The film is one of the first examples of vox populi and the presentation of ordinary people talking directly to the camera was innovative for the era. The slum-dweller interviewees were apparently given guidelines as to what they should talk about - we never hear the interviewer - but although sometimes stilted in their delivery, the unscripted responses and vernacular expressions ("the vermin in the walls - it's wicked") have the ring of authenticity.
The film accumulates moving testimony of genuine hardship - including the deaths of children - told with matter-of-fact stoicism. The British social code of avoiding outward displays of emotion makes it all the more affecting when you hear the catch in a woman's voice as she recounts waking to a rat crawling over her and her evident horror that she fled the room without picking up her baby.

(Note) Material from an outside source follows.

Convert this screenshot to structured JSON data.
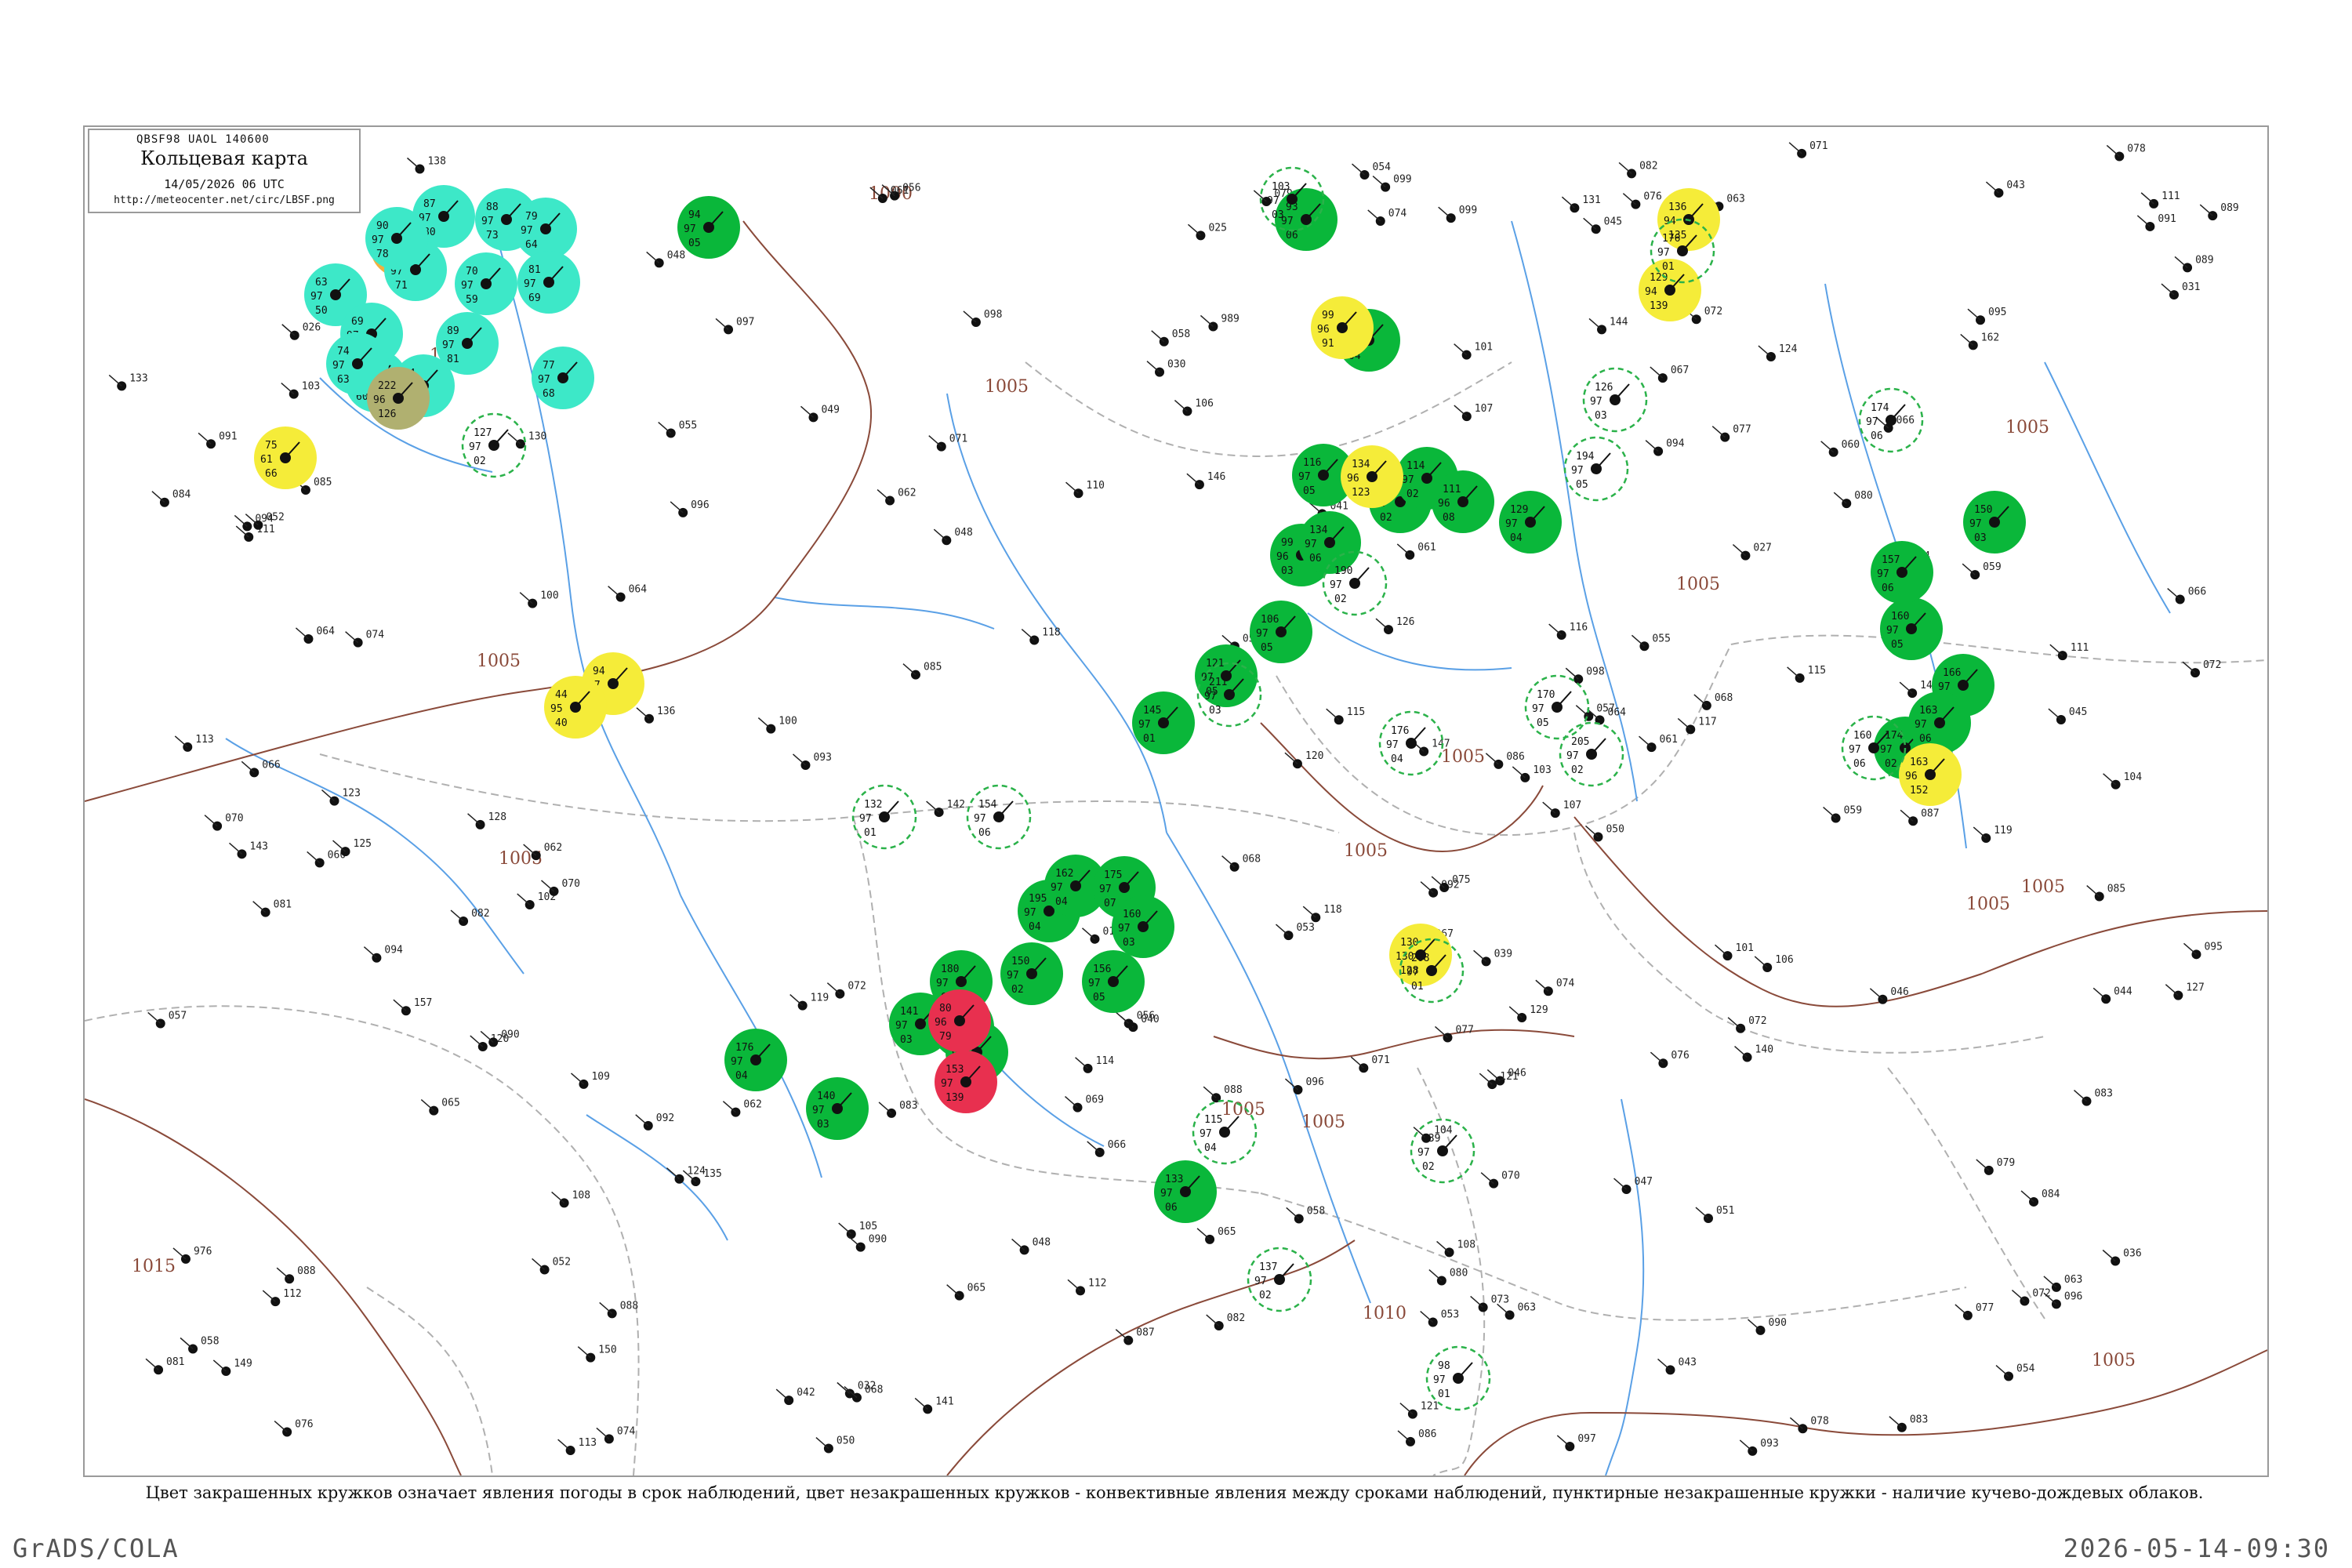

Documentaries of the period were often sponsored by private industry and in this case the hand of the British Commercial Gas Association can be seen in overt references to the appliances and gas power that people could expect when they were moved to the new housing. The aims of the housing schemes seem admirable - with particular emphasis given to maximising natural light and open spaces. But, at the same time, the film can in no way be considered an advertisement for the sponsor - although we see scale models of planned developments and interviews with people who have already moved out of the slums, far more emphasis is given to the godawful catalogue of problems that made the slums unfit for human habitation.
One note of condescension creeps in when an official talks of the relocated slum dwellers making best efforts to keep their new homes 'nice' - as if hygiene awareness was being conferred upon them through the combination of benevolent local authorities and new buildings rather than something that was physically impossible in their former locations. But generally the tone is one of straightforward practicality - and most importantly it privileges the voices of those who had had little say in how they had lived to date.